The bike sat outside in the weeds for many years.  It's very grimey, although the rust is not as bad as I would expect it to be.  I've washed it twice, but it still seems grimey, and I am afraid to scrub or use anything too harsh and ruin the paint - as I do _not_ plan on repainting it.  Is there anything I can use, or any techniques for cleaning the grime and very light surface rust off, without hurting hte paint?  I've heard vinegar, but anymore than 60 seconds can damage the paint... as I said I'm afraid to scrub!  I've heard pinesol, but have also heard that it damages the paint.

Any help is greatly appreciated!!

Can this be saved?
http://www.facebook.com/photo.php?pid=4101762&l=e5242eb0ff&id=627111331

http://www.facebook.com/photo.php?pid=4101765&l=387ed2d308&id=627111331


----------



## Strings-n-Spokes (Mar 11, 2010)

Polishing compound from Walmart or an auto parts store might help . Use a little bit at a time it has mild abrasives that will polish the oxidized layer of paint off. Be careful around decals and pinstripes.   You can repeat it until it is as shiny as you want it (or that it can be)  

I like to clean a bike off, but you have to decide how much patina to leave.  

Then throw a little bit of wax Turtle Wax or Maguires whatever, and don't take it outside without sunglasses on.  

Chrome polish from the same place that the wax  and polishing compound are will do some amazing things with handlebars etc.,  Good luck, keep us posted.


----------



## DonChristie (Mar 12, 2010)

WD40 and xxxx steel wool does wonders! Then wax it.


----------



## bentwoody66 (Mar 12, 2010)

Flitz metal polish in the little tube works wonders on oxidized paint.


----------



## partsguy (Mar 12, 2010)

NO.7 Rubbing Compound and nothing else! SOS pads are too abrasive for those stripes, although they work wonders on chrome that No.7 can't fix-but still, BE GENTLE!


----------



## snitz427 (Mar 13, 2010)

You guys are the best!  I'm so glad I found this forum 

I'll update witht eh results!  Thanks!!!!


----------



## Herman (Mar 13, 2010)

I have to agree with Bentwoody66,Flitz metal polish is absolutely amazing and very gentle,available at most gun shops


----------



## bentwoody66 (Mar 13, 2010)

Also can be had at your local Ace Hardware store.
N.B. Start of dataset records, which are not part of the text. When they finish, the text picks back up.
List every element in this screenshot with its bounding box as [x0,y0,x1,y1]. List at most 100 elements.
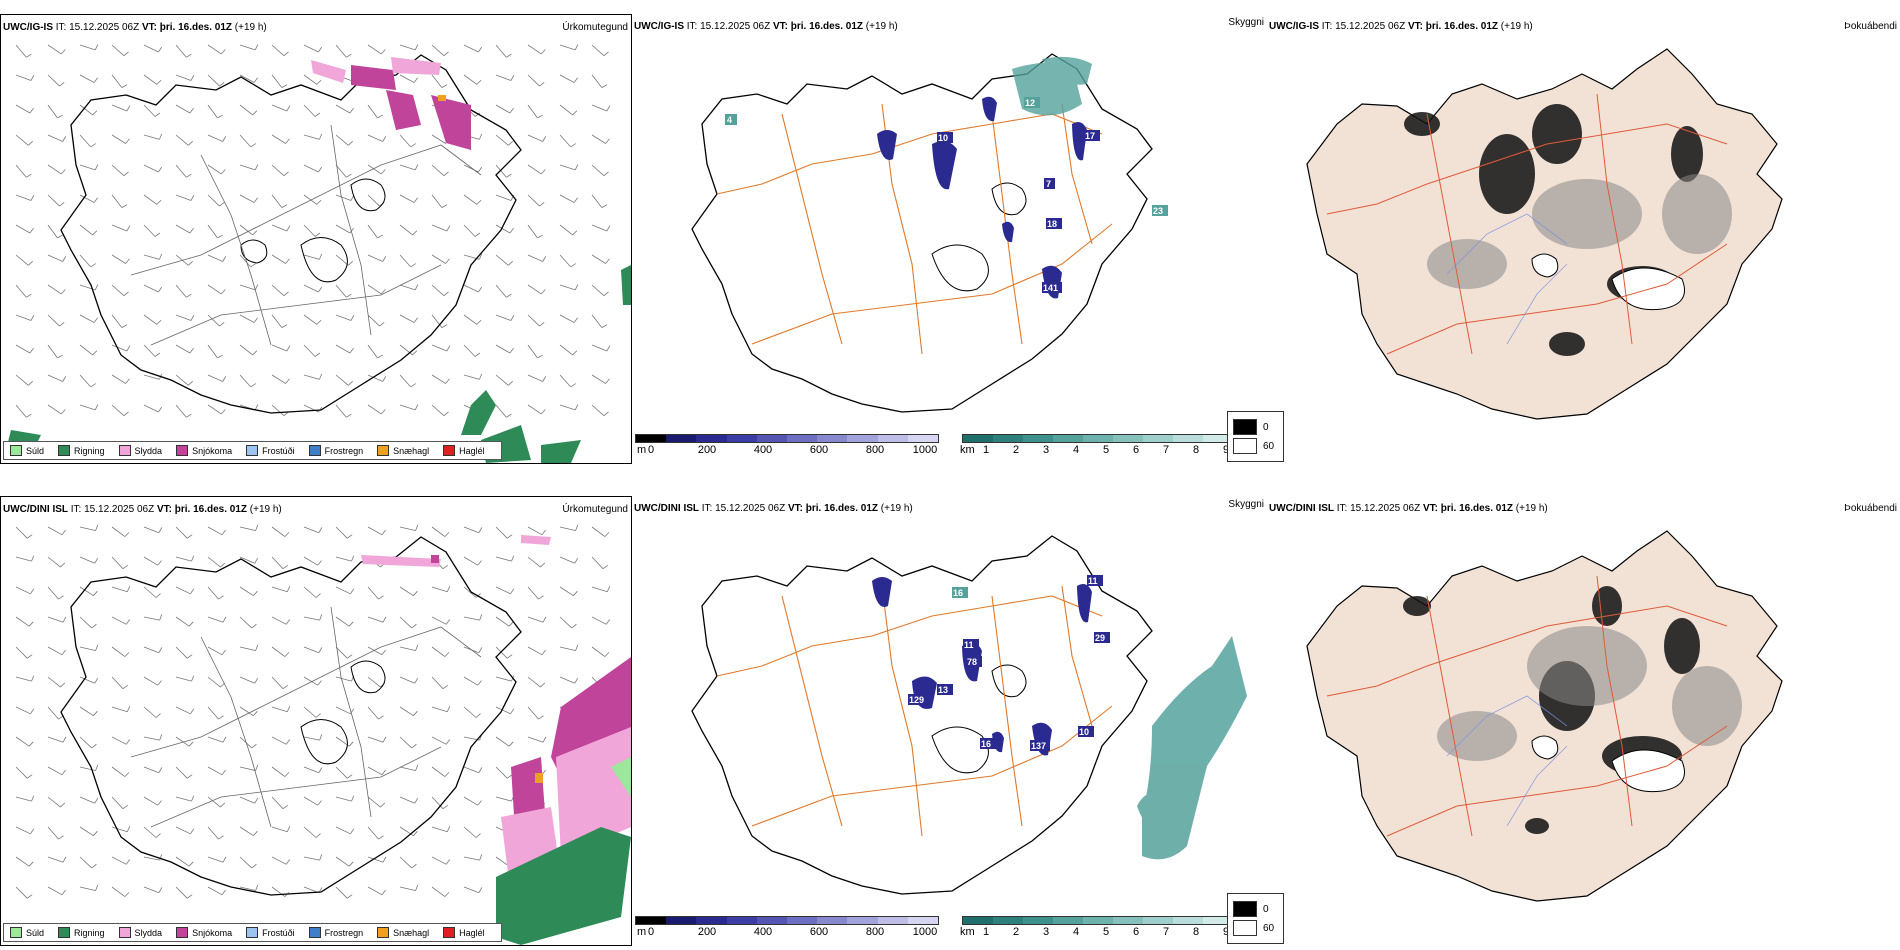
wind-barb-flag [539,82,545,87]
wind-barb-flag [413,830,418,836]
wind-barb-flag [347,894,353,899]
wind-barb-flag [155,713,161,718]
wind-barb [47,646,63,656]
cloud-label: 12 [1025,98,1035,108]
precip-type-legend: Súld Rigning Slydda Snjókoma Frostúði Fr… [3,441,502,460]
wind-barb-flag [254,404,259,411]
wind-barb [303,796,318,806]
ceiling-colorbar: m 0 200 400 600 800 1000 [635,916,939,940]
wind-barb-flag [574,677,579,684]
tick-label: 4 [1072,926,1080,938]
wind-barb-flag [350,315,355,321]
wind-barb [431,886,446,897]
tick-label: 8 [1192,444,1200,456]
wind-barb [527,646,543,656]
wind-barb [175,526,188,539]
wind-barb-flag [188,261,193,266]
wind-barb-flag [603,291,609,297]
wind-barb [527,676,541,688]
wind-barb-flag [314,352,321,357]
wind-barb-flag [575,524,579,531]
legend-item: Slydda [118,445,162,456]
wind-barb [143,194,158,205]
wind-barb [431,404,445,416]
model-name: UWC/DINI ISL [3,504,68,515]
wind-barb [15,676,32,682]
wind-barb [303,164,319,173]
wind-barb-flag [574,164,579,171]
wind-barb-flag [285,859,291,865]
wind-barb-flag [285,619,291,625]
wind-barb-flag [254,797,259,804]
wind-barb-flag [347,774,353,779]
wind-barb [591,404,605,416]
wind-barb-flag [382,136,387,142]
wind-barb [207,796,221,808]
wind-barb [111,586,128,593]
wind-barb-flag [217,354,223,359]
wind-barb [15,44,27,58]
legend-label: 60 [1263,922,1275,934]
wind-barb-flag [510,588,515,595]
wind-barb [303,586,317,598]
wind-barb [207,526,223,536]
wind-barb-flag [254,557,259,564]
precip-map [15,524,631,945]
wind-barb [271,404,285,416]
wind-barb [495,374,509,386]
wind-barb-flag [94,557,99,564]
wind-barb [271,314,283,328]
wind-barb-flag [154,232,161,237]
wind-barb [559,404,576,411]
wind-barb-flag [478,767,483,773]
wind-barb [239,314,255,323]
wind-barb [367,856,384,863]
legend-item: Frostúði [246,927,295,938]
wind-barb-flag [285,258,290,264]
wind-barb-flag [476,319,482,325]
wind-barb-flag [158,406,163,413]
legend-swatch [10,927,22,938]
wind-barb-flag [415,764,419,771]
wind-barb-flag [537,354,543,359]
wind-barb-flag [411,623,417,629]
wind-barb-flag [94,677,99,684]
wind-barb [303,616,320,621]
wind-barb-flag [125,258,130,264]
vt-value: þri. 16.des. 01Z [174,504,248,515]
label-box [1152,205,1168,216]
wind-barb [47,586,59,600]
wind-barb [335,826,351,835]
wind-barb-flag [346,293,352,298]
model-name: UWC/IG-IS [634,21,684,32]
wind-barb [143,616,160,621]
legend-item: Snjókoma [176,445,232,456]
wind-barb-flag [155,833,161,838]
wind-barb-flag [410,383,416,388]
wind-barb [175,796,192,802]
wind-barb [79,796,95,804]
wind-barb [111,556,124,569]
wind-barb-flag [538,595,544,600]
wind-barb [335,374,349,386]
wind-barb [303,284,319,293]
cloud-label: 137 [1031,741,1046,751]
wind-barb-flag [445,378,450,384]
wind-barb-flag [382,616,387,623]
wind-barb [527,284,542,295]
wind-barb [175,164,187,178]
wind-barb-flag [604,532,610,537]
wind-barb-flag [442,684,449,690]
wind-barb-flag [474,352,481,357]
wind-barb [239,676,255,684]
wind-barb [559,164,576,171]
wind-barb [79,254,91,268]
wind-barb-flag [477,560,482,566]
wind-barb-flag [250,143,256,148]
wind-barb [463,194,478,205]
legend-item: Rigning [58,927,105,938]
wind-barb [527,586,539,600]
cloud-label: 7 [1046,179,1051,189]
wind-barb [399,586,414,597]
wind-barb [495,736,510,747]
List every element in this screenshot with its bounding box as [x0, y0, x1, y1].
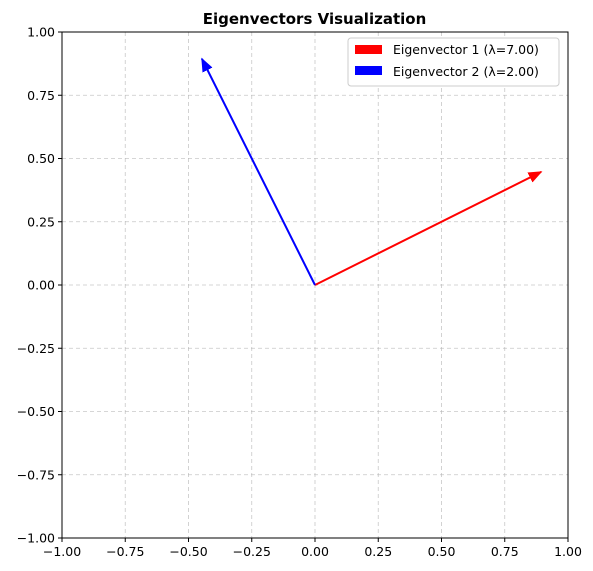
x-tick-label: 1.00: [554, 544, 582, 559]
x-tick-label: 0.50: [428, 544, 456, 559]
legend: Eigenvector 1 (λ=7.00) Eigenvector 2 (λ=…: [347, 37, 560, 87]
x-tick-label: 0.75: [491, 544, 519, 559]
y-tick-label: −0.50: [17, 404, 55, 419]
x-tick-label: 0.00: [301, 544, 329, 559]
axis-ticks: −1.00 −0.75 −0.50 −0.25 0.00 0.25 0.50 0.75 1.00…: [17, 25, 582, 560]
legend-label-eigenvector-2: Eigenvector 2 (λ=2.00): [393, 64, 539, 79]
x-tick-label: 0.25: [364, 544, 392, 559]
y-tick-label: −0.75: [17, 467, 55, 482]
y-tick-label: −1.00: [17, 531, 55, 546]
x-tick-label: −0.25: [233, 544, 271, 559]
x-tick-label: −0.50: [169, 544, 207, 559]
vectors: [201, 57, 543, 286]
y-tick-label: 0.50: [27, 151, 55, 166]
legend-label-eigenvector-1: Eigenvector 1 (λ=7.00): [393, 42, 539, 57]
x-tick-label: −1.00: [43, 544, 81, 559]
chart-title: Eigenvectors Visualization: [203, 10, 427, 28]
y-tick-label: 1.00: [27, 25, 55, 40]
legend-swatch-eigenvector-2: [355, 66, 382, 75]
eigenvector-2-arrow: [201, 57, 316, 286]
legend-box: [347, 37, 560, 87]
eigenvector-1-arrow: [314, 171, 543, 286]
y-tick-label: 0.75: [27, 88, 55, 103]
legend-swatch-eigenvector-1: [355, 45, 382, 54]
y-tick-label: 0.00: [27, 278, 55, 293]
y-tick-label: −0.25: [17, 341, 55, 356]
y-tick-label: 0.25: [27, 214, 55, 229]
x-tick-label: −0.75: [106, 544, 144, 559]
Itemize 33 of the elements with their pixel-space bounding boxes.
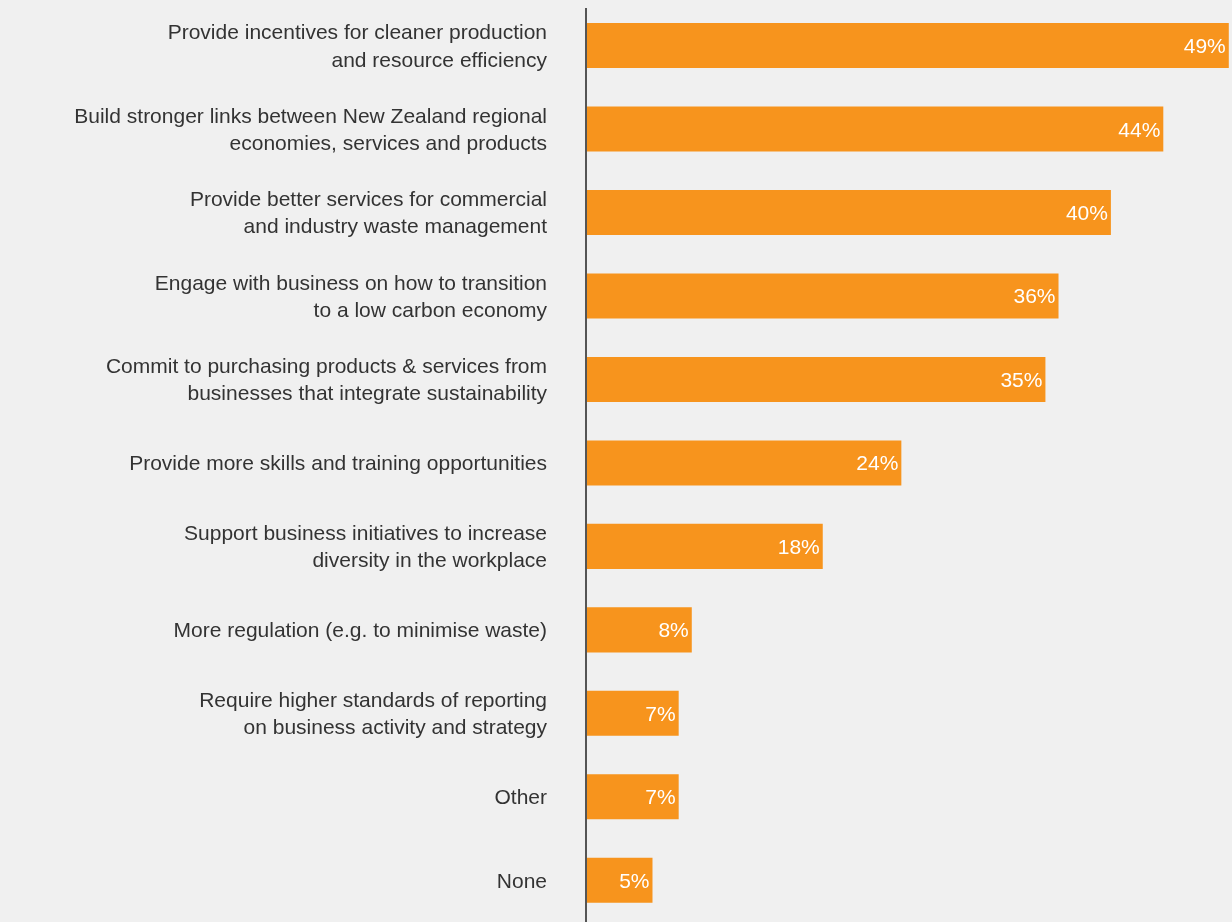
y-tick-label: Support business initiatives to increase diversity in the workplace: [184, 521, 548, 572]
bar: [587, 523, 823, 569]
data-label: 44%: [1118, 117, 1161, 141]
y-tick-label: More regulation (e.g. to minimise waste): [173, 618, 548, 642]
y-tick-label: Commit to purchasing products & services from businesses that integrate sustainability: [105, 354, 548, 405]
bar: [587, 607, 692, 653]
bar: [587, 356, 1046, 402]
bar: [587, 440, 902, 486]
y-tick-label: Build stronger links between New Zealand regional economies, services and products: [74, 103, 548, 155]
data-label: 35%: [1000, 367, 1043, 391]
data-label: 5%: [619, 868, 650, 892]
data-label: 40%: [1065, 201, 1108, 225]
data-label: 7%: [645, 785, 676, 809]
bar: [587, 106, 1164, 152]
data-label: 18%: [777, 534, 820, 558]
y-tick-label: Engage with business on how to transition to a low carbon economy: [154, 270, 548, 321]
data-label: 49%: [1183, 34, 1226, 58]
y-tick-label: Provide more skills and training opportunities: [129, 451, 548, 475]
y-tick-label: None: [496, 868, 548, 892]
bar: [587, 189, 1111, 236]
y-tick-label: Provide incentives for cleaner production and resource efficiency: [167, 20, 548, 71]
y-tick-label: Provide better services for commercial and industry waste management: [189, 187, 548, 238]
y-tick-label: Other: [494, 785, 548, 809]
bar: [587, 273, 1059, 319]
data-label: 8%: [658, 618, 689, 642]
bar: [587, 857, 653, 903]
data-label: 24%: [856, 451, 899, 475]
bar: [587, 690, 679, 736]
bar: [587, 774, 679, 820]
y-tick-label: Require higher standards of reporting on business activity and strategy: [199, 688, 548, 739]
bar: [587, 23, 1229, 69]
data-label: 36%: [1013, 284, 1056, 308]
data-label: 7%: [645, 701, 676, 725]
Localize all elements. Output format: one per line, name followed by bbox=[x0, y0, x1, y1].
I had to plug them here beings that I manage one.


----------



## DMNCLNR (Apr 16, 2010)

This thread is about removing old paint, but also has a lot of tricks to restore Original paint.  CLR and a brillo pad works great! 

Check it out..  http://www.thesamba.com/vw/forum/viewtopic.php?t=76072&highlight=paint


----------



## slick (May 6, 2010)

I use double 00 steel wool on all my chrome to remove dirt, grime, overspray, rust, etc.. It usually pulls off all the rust. Just keep scrubbing. Of course some chrome is unsavable but the steel wool will definately help.


----------



## dopehead (May 10, 2010)

wood bleach  no other way beautiful finish  no rust  no elbow grease paint uneffected.


----------



## dopehead (May 11, 2010)

oxilic acid  see my post about rust removal


----------